Ripping people off makes them angry

August 21, 2009

When will companies learn that ripping customers off is not a viable long-term business strategy?

For instance, a bunch of cell phone companies have a little-known “must give 30-days notice” policy written into their terms. So if you call and cancel your service today, you have to pay them another 30 days for absolutely nothing. Seriously. Check the fine print.

Meanwhile, banks keep adding random service fees that you never hear about until after they show up on your statement.

Instead of retaining customers with reliable service, they lock people in with long-term contracts and insane cancellation fees.

These companies dream up 15-page “terms of service” agreements specifically designed to trap folks into craftily-worded contracts, pay hidden fees, and provide no recourse when they fail to provide the product or service they’re supposed to.

Executives plot ripoff schemes and scams, then let their accountants loose to cook the books, spreading the money across a thousand shell corporations so they don’t have to pay any tax.
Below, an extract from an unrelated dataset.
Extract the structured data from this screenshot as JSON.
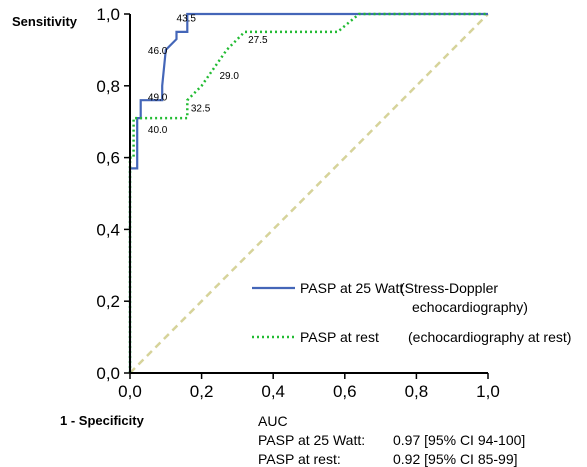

They need that money to bribe government officials and regulators instead.

Lately though, I think people are starting to wise up to this abuse, and there’s going to be a backlash.

Scammers beware: Angry mobs (even “virtual” ones) can be pretty destructive to the bottom line.

If you’re in one of these businesses, you may want to get back to the whole “providing a reliable service for a fair price” bit instead of trying pick every last cent out of your customers’ back pockets.